1

Topic: OpenMP parallelization

We should refactor some assembly  methods at engineering model level. Consider, for example the implementation of EngngModel :: assembleVectorFromBC (simplified):

   for ( int i = 1; i <= nbc; ++i ) {
         if ( ( bc = dynamic_cast< ActiveBoundaryCondition * >(bc) ) ) {
            va.assembleFromActiveBC(answer, *abc, tStep, mode, s, eNorms);
        } else  if ( ( bodyLoad = dynamic_cast< BodyLoad * >(lbc) ) ) { // Body load:
            // compute contrib
           answer.assemble();
       } else if ( ( sLoad = dynamic_cast< SurfaceLoad * >(load) ) ) { // Surface load:
           // compute
           answer.assemble()
       } 
   }

The problem with this code is following: if we mark the loop over bcs as parallel (using pragma omp parallel), then we have the branching inside with independent sections, where the actual assembly into the destination is performed (answer.assemble calls)  Even if we mark these  sections as critical, we can get wrong result. This is due to the fact, that individual threads processing different BC can at the same enter different (and independent) critical sections with vector assembly.
I see two different solutions:
1) make floatArray assemble method thread safe (my preffered solution)
2) split the loop into independent loops over particular BC types (surface, edge, etc) and parallelize these loops

Actually we can apply the same principle to sparse matrices. They can implement much more smarter locking policy than marking the whole assembly as critical section.

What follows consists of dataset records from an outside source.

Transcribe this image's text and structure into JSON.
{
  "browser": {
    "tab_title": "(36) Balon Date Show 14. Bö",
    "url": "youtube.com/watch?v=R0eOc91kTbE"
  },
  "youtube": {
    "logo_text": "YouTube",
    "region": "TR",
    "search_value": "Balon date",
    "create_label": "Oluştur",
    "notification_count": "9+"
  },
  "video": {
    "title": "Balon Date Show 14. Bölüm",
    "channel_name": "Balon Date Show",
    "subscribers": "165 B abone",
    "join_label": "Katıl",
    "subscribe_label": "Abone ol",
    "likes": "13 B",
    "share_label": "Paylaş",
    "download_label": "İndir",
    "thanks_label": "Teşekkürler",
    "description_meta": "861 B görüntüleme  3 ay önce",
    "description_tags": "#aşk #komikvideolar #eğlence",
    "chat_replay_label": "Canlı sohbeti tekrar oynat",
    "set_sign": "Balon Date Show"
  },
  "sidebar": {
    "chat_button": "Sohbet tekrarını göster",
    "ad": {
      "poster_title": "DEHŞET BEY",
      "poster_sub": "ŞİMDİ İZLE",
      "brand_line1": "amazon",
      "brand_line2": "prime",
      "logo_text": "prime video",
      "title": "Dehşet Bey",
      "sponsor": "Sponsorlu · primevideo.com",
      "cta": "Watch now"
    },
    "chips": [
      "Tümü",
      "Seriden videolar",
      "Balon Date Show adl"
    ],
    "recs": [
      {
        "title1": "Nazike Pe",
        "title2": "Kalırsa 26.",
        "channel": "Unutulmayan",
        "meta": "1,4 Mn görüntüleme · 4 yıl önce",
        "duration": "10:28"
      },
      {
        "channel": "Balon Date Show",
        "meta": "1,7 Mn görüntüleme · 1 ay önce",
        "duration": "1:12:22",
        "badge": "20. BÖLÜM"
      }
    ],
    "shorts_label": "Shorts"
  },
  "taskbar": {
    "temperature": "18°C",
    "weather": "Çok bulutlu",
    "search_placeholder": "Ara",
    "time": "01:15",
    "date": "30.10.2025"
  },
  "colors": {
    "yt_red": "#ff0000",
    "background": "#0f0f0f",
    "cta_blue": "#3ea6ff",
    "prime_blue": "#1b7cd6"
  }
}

Any comment or suggestions welcome.

Re: OpenMP parallelization

I think there is a third option here, and that's to use reduction. This would be lock completely lock free and require basically no change, so it would almost certainly perform the best. Since it's just arrays, the additional memory usage (one array per thread) is completely negligeble.

Here is an example of a custom reduction (which is basically what we would end up doing)
https://gist.github.com/eruffaldi/7180b … 0ba9a2d68c

The only concern would be which version of OpenMP each compiler supports, but the version of GCC that we already require should have support (GCC 4.9+).

But we might still want to split the active BCs into their own loop, as they might want to parallize internally.


----------
As for matrix assembly, I don't think it can be improved; Last i meassured the "assmble" was so fast compared to computing the Ke matrices, that the critical section had no meassurable performance penalty.

You also wouldn't be able to do anything different for external matrices, like PETSc, but even built in i think it would be increadibly difficult to make anything smart.

And reduction can't be used either, because of the additional memory cost (nor would it be very efficient).

Re: OpenMP parallelization

// We should be able to stick this into floatarray.h
#pragma omp declare reduction(+ : FloatArray :  omp_out += omp_in)

FloatArray ans(neq);
#pragma omp parallel for reduction(+ : ans)
for ( int i = 1; i <= nbc; ++i ) {
    // assembly to "ans"
}

answer += ans; // we might as well use return value for this instead of passing the "answer" reference;

4

Re: OpenMP parallelization

I am not very satisfied  with the current scalability of assembly routines.
I have experiment a bit with so called coloring, where two elements have the same color when they do not share any node. Thus processing the elements with the same color does not produce any race condition on data. I believe that this approach should yield superior performance to what we have now.
Unfortunately, I could not obtain the satisfactory scalability at the moment. Still exploring the problem, seems caused by false sharing and looking how to get around.